NPR and CPB are fighting in court over a separate settlement of tens of millions of dollars to operate the satellite system.

CPB says NPR and public media may have different interests

CPB argues that NPR is improperly acting as if it has the right to operate the satellite in perpetuity. His legal team rejected NPR's arguments that it acted under political pressure. Instead, CPB argues that with the elimination of federal subsidies, the radio network's interests may diverge from those of local public media. CPB's lawyers say the decision to award the contract to another group is intended to protect the station's long-term interests.

NPR's offer—a three-year contract worth nearly $36 million—pales in comparison to the new one announced in September. Its cost is estimated at $57 million over five years. CPB handed it over to a consortium that includes New York Public Radio, American Public Media, the National Federation of Public Broadcasters and the consulting firm Station Resource Group, among them. It's called Public Media Infrastructure and revives the dormant non-profit organization Public Radio International.

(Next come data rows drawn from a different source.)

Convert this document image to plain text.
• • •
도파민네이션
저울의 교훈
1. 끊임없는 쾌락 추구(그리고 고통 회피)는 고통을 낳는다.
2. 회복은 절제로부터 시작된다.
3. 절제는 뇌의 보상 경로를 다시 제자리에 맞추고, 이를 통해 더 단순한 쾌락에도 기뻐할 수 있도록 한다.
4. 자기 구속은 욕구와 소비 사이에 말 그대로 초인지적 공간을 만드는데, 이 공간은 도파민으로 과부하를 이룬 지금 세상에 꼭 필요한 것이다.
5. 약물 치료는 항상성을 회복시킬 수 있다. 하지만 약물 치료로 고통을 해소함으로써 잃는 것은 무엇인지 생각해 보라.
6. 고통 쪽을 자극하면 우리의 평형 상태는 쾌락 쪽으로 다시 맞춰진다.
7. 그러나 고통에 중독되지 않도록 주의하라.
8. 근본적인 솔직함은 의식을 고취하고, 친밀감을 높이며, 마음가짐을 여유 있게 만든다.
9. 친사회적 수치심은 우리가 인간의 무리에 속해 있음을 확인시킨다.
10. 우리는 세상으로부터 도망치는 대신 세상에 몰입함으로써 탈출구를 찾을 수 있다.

Earlier this month, Harrison told public media officials receiving the latest round of federal grants that the lawsuit would force her to make unflattering criticism of NPR management.

“As this lawsuit moves forward, CPB will be required to publicly release evidence of its and others' concerns about NPR's leadership, its resistance to innovation and reforms that many in our system have called on it to make, and its repeated disregard for the importance of federal appropriations that support public media,” Harrison warned in an Oct. 13 email to station officials.

In court filings, CPB said the April decision was made “after decades of research by outside consultants” and embodied “a strategy to create an independent organization that would be more inclusive of a broad range of public media outlets across the country” than NPR.

NPR says political pressure is behind changing views

According to NPR, the charges provide an example of what happens when institutions fall into disrepair as a result of a president's unprecedented exercise of executive power. CPB and the Trump administration are co-defendants in the case, which was brought by NPR and three Colorado public radio stations. Trump's decree which sought to simply order an end to all federal funding of public media. However, the PBC previously sued Trump over his attempts to oust board memberscalling it unconstitutional.

When CPB backed out of its contract with NPR, Sanchez hired Forti, a Republican consultant. On his first day on the job, April 10, he wrote a memo describing the CPB's mission as he saw it: “Bias: the belief both within the administration and among the general public that the media is biased against conservatives and, more specifically, against Trump. NPR is number one on these lists.”

On the same day Trump posted on the Internet: “NO MORE FUNDING FOR NPR, A COMPLETE FRAUD!”

April 14 – the same day as news has appeared that Trump will formally request that Congress cancel all future funding for CPB. CPB Chief Operating Officer Katie Merritt called her NPR colleague Ryan Merkley to say the board had changed course. He will no longer provide federal money to operate the public radio satellite and distribution system unless it comes from NPR.

On Capitol Hill, as Trump pushed to eliminate all federal subsidies for public radio, CPB executives outlined a strategy to approach Republican Sens. John Barrasso of Wyoming and Shelley Moore Capito of West Virginia—red states in which statewide public media networks enjoy widespread popularity. (CPB's board chairman previously headed Wyoming PBS.)

But it was in vain. The senators, along with all but two of their Republican colleagues, voted to successfully defund public media, helping seal the fate of the CPB.

Disclosure: This story was reported and written by NPR's David Folkenflik. It was edited by deputy business editor Emily Kopp and managing editors Gerry Holmes and Vicki Walton-James. Per NPR's protocol for self-reporting, no NPR Corporation official or news executive reviewed this story before it was published publicly.